Flokay (Codagent Agent Skills) — Prompts

Excerpt 1 — propose Skill (skills/propose/SKILL.md)

---
name: propose
description: >
  Evaluate whether a software idea is worth building, then write the proposal document.
  Use when the user wants to assess an idea, says "evaluate", "propose", "is this worth 
  building", or "should we build". If the idea passes evaluation, write the proposal 
  document using the provided template.
---

# Propose

Evaluate whether an idea is worth formalizing, and if so, write the proposal document. 
This sits between optional freeform exploration and the formal design artifact.

**The proposal is a "why + high-level what + high-level how" document.** Deeply understand 
and articulate the motivation — the problem, the opportunity, and why it matters now. 
Scope "what" at a high level — enough to bound the change and identify capabilities, but 
leave detailed behavioral requirements for specs. Sketch the high-level technical approach 
and architecture — enough to ground the change in reality and surface structural risks 
early — but leave detailed design for design.md.

## Principles

- **Conversational evaluation, documentary proposal** — The evaluation phase is a conversation. 
  The proposal phase produces `proposal.md`. Keep these phases distinct.
- **Research before recommending** — Use web search and codebase exploration before deciding.

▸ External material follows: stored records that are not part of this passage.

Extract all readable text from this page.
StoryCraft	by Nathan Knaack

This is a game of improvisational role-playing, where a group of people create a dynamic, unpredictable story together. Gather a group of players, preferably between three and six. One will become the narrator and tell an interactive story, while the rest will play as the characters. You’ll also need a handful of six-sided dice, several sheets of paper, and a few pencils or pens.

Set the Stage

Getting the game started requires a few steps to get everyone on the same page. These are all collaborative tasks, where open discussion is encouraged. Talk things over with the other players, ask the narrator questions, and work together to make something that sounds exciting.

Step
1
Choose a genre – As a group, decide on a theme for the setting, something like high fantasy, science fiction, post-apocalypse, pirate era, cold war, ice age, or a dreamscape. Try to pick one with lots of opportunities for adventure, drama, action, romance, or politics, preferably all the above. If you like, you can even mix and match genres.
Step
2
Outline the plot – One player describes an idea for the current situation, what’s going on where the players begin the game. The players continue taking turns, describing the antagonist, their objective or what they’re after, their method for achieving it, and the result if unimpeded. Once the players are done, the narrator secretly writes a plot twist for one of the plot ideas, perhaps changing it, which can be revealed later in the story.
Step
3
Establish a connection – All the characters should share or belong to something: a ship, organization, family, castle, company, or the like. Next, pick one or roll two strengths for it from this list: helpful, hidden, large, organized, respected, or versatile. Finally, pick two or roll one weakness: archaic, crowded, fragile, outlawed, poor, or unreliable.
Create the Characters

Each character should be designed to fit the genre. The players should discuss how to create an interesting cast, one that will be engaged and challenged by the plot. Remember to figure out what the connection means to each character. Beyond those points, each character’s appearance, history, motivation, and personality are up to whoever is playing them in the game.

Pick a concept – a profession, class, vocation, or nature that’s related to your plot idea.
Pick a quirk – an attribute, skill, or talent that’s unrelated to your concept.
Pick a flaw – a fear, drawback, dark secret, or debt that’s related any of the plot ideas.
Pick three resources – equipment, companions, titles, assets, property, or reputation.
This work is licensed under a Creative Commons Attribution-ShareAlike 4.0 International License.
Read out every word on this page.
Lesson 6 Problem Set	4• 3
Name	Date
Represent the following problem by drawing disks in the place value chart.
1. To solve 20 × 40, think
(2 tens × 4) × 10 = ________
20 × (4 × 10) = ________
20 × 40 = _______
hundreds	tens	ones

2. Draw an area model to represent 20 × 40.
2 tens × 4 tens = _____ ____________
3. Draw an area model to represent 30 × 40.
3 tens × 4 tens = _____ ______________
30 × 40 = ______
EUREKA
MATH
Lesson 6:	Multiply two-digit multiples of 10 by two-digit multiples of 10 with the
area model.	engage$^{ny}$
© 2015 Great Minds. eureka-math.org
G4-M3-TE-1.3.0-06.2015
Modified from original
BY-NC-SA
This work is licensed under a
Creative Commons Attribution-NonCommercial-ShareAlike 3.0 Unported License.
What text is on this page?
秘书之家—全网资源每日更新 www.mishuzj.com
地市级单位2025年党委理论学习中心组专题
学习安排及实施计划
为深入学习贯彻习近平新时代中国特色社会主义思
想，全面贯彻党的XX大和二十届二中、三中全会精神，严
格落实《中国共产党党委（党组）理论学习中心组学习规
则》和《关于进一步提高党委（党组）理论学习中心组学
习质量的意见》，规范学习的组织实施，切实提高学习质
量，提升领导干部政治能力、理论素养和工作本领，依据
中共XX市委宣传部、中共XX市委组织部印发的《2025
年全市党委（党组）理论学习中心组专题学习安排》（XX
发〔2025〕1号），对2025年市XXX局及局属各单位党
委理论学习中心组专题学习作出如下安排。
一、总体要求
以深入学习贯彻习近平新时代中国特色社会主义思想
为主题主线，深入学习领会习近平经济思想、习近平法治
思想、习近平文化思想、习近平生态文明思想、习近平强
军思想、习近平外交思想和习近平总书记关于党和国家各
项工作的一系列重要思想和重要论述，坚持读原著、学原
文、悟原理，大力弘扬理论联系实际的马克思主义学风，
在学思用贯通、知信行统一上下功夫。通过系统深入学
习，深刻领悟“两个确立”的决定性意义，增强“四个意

Prompting technique: Phase-separation instruction. The skill explicitly distinguishes "evaluation phase (conversation)" from "proposal phase (document writing)" — preventing the agent from conflating exploration with artifact production.

Excerpt 2 — implement-with-tdd Skill (Iron Law)

---
name: implement-with-tdd
description: >
  Enforces test-driven development for feature work, bug fixes, and refactoring, activating 
  for requests such as "implement", "fix", "add feature", "write tests first", or "TDD".
---

# Test-Driven Development (TDD)

## Overview

Write the test first. Watch it fail. Write minimal code to pass.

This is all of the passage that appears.